For the second weekend in a row, I saw a movie at the Spectrum Theatre, this time alone. The wife and I developed a system whereby one of us goes to the movies on Saturday and the other on Sunday. I went Saturday; unfortunately, Carol fell ill on Sunday, so she won’t see it until Super Bowl Sunday.
Doubt is set in New York City in 1964, the year after JFK. Just the visage of the Catholic school’s old-line principal, Sister Beauvier (Meryl Streep), will bring fear into the hearts of some of the lapsed Catholics of a certain age that I know. She seems to have developed some suspicions about the trying-to-be-modern parish priest, Father Flynn (Philip Seymour Hoffman) and she ends up in a power struggle with him.
This a very well-acted movie, as one would expect with actors of this caliber. This movie represents Streep’s 15th Oscar nomination, though she hasn’t won since 1982. Hoffman was nominated twice before, winning once. This is Amy Adams’ second nomination and Viola Davis’ first. Adams in particular is the sweetest nun since Sally Field played Sister Bertrille in The Flying Nun.
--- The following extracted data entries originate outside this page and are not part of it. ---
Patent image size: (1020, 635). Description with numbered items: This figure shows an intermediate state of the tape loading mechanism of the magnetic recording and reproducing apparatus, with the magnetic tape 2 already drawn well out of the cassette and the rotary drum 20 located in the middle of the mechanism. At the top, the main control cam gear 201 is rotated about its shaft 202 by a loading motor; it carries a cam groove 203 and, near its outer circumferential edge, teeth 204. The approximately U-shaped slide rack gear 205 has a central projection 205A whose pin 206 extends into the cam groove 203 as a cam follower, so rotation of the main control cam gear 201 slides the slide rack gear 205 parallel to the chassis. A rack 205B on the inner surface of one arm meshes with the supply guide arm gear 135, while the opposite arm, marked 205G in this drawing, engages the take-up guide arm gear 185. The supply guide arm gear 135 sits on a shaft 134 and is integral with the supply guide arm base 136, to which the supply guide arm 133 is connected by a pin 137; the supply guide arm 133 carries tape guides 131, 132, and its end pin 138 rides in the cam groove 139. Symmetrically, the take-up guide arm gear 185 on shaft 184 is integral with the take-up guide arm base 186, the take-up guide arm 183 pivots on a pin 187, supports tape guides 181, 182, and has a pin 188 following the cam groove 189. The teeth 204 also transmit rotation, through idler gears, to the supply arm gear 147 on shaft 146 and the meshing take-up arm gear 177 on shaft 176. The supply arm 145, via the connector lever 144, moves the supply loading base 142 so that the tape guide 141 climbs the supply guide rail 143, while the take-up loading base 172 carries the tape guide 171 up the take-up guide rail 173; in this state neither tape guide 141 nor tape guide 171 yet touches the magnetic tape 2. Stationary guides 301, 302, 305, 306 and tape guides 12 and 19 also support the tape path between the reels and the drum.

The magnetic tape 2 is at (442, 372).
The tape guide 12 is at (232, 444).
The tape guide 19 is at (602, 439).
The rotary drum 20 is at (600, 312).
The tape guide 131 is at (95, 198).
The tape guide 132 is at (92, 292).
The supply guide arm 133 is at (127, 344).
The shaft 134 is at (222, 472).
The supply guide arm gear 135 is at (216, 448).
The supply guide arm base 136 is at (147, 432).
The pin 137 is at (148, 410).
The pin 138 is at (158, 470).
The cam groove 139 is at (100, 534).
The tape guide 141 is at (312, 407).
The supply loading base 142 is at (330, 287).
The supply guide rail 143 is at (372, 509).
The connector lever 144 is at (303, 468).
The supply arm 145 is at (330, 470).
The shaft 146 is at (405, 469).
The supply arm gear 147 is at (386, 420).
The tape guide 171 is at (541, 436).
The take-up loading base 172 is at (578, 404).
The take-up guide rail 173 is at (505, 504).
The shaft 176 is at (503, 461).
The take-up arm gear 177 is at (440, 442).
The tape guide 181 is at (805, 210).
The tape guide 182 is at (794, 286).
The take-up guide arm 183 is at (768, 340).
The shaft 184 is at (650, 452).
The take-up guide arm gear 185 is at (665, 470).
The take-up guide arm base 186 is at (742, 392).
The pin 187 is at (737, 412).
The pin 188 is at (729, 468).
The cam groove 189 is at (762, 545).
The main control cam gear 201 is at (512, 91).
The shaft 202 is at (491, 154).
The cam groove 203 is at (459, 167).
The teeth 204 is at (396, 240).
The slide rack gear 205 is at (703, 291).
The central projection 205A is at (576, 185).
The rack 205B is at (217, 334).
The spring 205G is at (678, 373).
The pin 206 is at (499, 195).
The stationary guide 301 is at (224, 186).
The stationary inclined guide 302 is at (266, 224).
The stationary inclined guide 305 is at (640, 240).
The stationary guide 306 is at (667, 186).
As it is based on award-winning stage play, there is some great dialogue. I particularly liked the sermons offered as not so subtle messages.
And yet…there was something about it that is at arm’s length. Perhaps it was too stagy, that the adaptation did not fully take in the differences that cinema requires. Though I never saw the play, I can imagine this same scene-chewing dialogue produced on stage, quite possibly to greater effect. There were powerful themes and yet I never quite got caught up in them. It’s not unlike abstract art or avant-garde jazz you believe has been well crafted but just does not engage you.
I do recommend Doubt. Maybe it will take you away in a manner that I did not experience.